In this case, your final claim does hold. In fact, we will have $\sup A = \inf B$.

It is a standard exercise that if you have a sequence $I_1\supset I_2 \supset \cdots$ of nested closed intervals, then their intersection is non-empty.
Moreover, since the size ($b_n - a_n$) tends to $0$, one can also show that the intersection contains precisely one element: Call it $\xi.$

It should be clear that $\sup A = \xi = \inf B$. In particular, $$\xi = \dfrac{\sup A + \inf B}{2}.$$

Moreover, note has the following properties:

1. $a_1 \le a_2 \le \cdots \le \xi \le \cdots \le b_2 \le b_1$,
2. $f(a_n) < 0 < f(b_n).$

Since $\xi = \sup A$, the first property tells us that $a_n \to \xi$.
Since $f$ is continuous, we have $f(a_n) \to f(\xi)$. From the second property, we conclude that $f(\xi) \le 0$.

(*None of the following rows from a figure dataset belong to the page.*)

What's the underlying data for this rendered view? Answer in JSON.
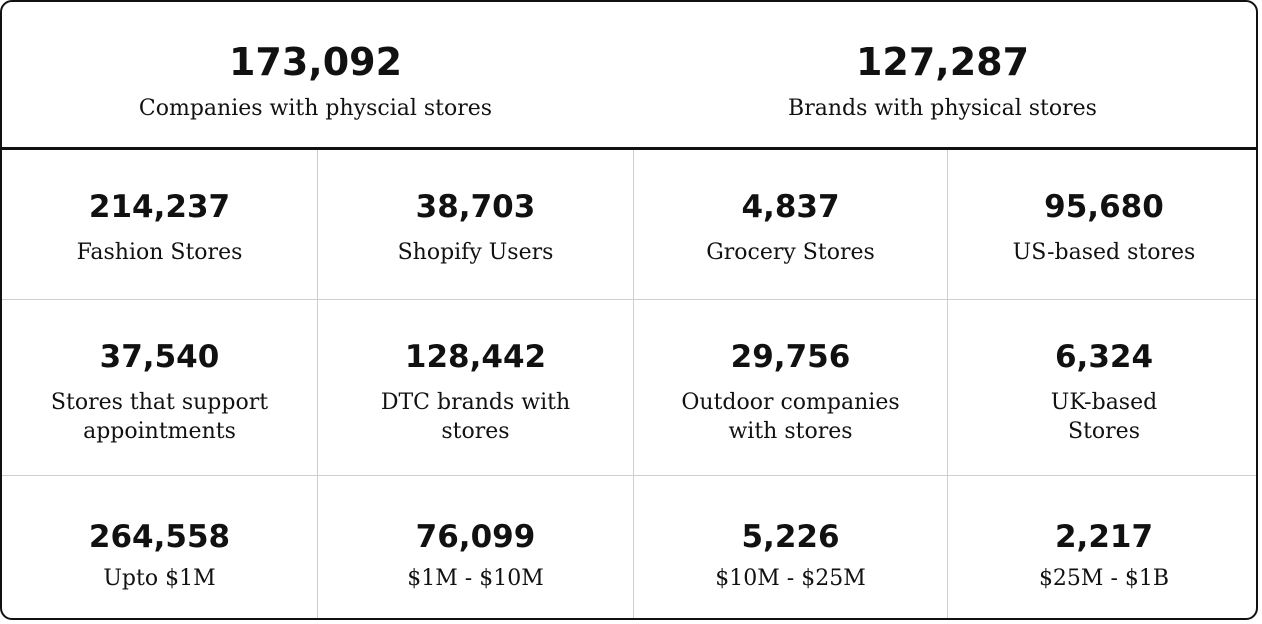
{
  "summary": [
    {
      "value": "173,092",
      "label": "Companies with physcial stores"
    },
    {
      "value": "127,287",
      "label": "Brands with physical stores"
    }
  ],
  "stats": [
    [
      {
        "value": "214,237",
        "label": "Fashion Stores"
      },
      {
        "value": "38,703",
        "label": "Shopify Users"
      },
      {
        "value": "4,837",
        "label": "Grocery Stores"
      },
      {
        "value": "95,680",
        "label": "US-based stores"
      }
    ],
    [
      {
        "value": "37,540",
        "label": "Stores that support\nappointments"
      },
      {
        "value": "128,442",
        "label": "DTC brands with\nstores"
      },
      {
        "value": "29,756",
        "label": "Outdoor companies\nwith stores"
      },
      {
        "value": "6,324",
        "label": "UK-based\nStores"
      }
    ],
    [
      {
        "value": "264,558",
        "label": "Upto $1M"
      },
      {
        "value": "76,099",
        "label": "$1M - $10M"
      },
      {
        "value": "5,226",
        "label": "$10M - $25M"
      },
      {
        "value": "2,217",
        "label": "$25M - $1B"
      }
    ]
  ]
}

A similar analysis with $(b_n)$ shows us that $f(\xi) \ge 0$. This gives us that $$f(\xi) = 0,$$ as desired.

Answer 2

First notice that the length of $I_n$ halves indefinitely, so at the end the limit interval (intersection) has length $0$. By Nested Interval Theorem it must be non-empty, so the only possibility is that it contains a single point. Then that point must be $\sup A$, and actually $\sup A = \inf B.$ As $a_n \to \sup A$ and $b_n \to \inf B$, we have $f(\sup A) \le 0$ and $f(\inf B) \ge 0$.

Answer 3

We will use induction on a descending countable collection $\big\{[a_n, b_n]\big\}_∞^{n=1}$of closed intervals whose intersection consists of a single point $x_0 ∈ (a, b)$ at which $f(x_0) = c$. Define $a_1 = a$ and $b_1 = b$. Consider the midpoint $m_1$ of $[a_1, b_1]$. If $c < f(m_1)$, define $a_2 = a_1$ and $b_2 = m_1$. If $f(m_1) ≤ c$, define $a_2 = m_1$ and $b_2 = b_1$. Therefore $f(a_2) ≤ c ≤ f(b_2)$ and $b_2 − a_2 =\frac{[b_1 − a_1]}{2}$.Continuing in this way we obtain a descending collection $\big\{[a_n, b_n]\big\}_∞^{n=1}$ of closed intervals such that $$ f(a_n) ≤ c ≤ f(b_n) ~and ~~b_n − a_n = \frac{[b − a]}{2^{n−1}} ~∀n. $$ According to the Nested Set Theorem, $\bigcap_{i=1}^\infty\big\{[a_n, b_n]\big\}$ Therefore ${a_n \rightarrow x_0}$. By the continuity of $f$ at $x_0$, $f(a_n)\rightarrow f(x_0)$. Since $f(a_n) ≤ c$ for all $n$, and the set $(−∞, c]$ is closed, $f(x_0) ≤ c$. By similar argument, $f(x_0) ≥ c$. Hence $f(x_0) = c$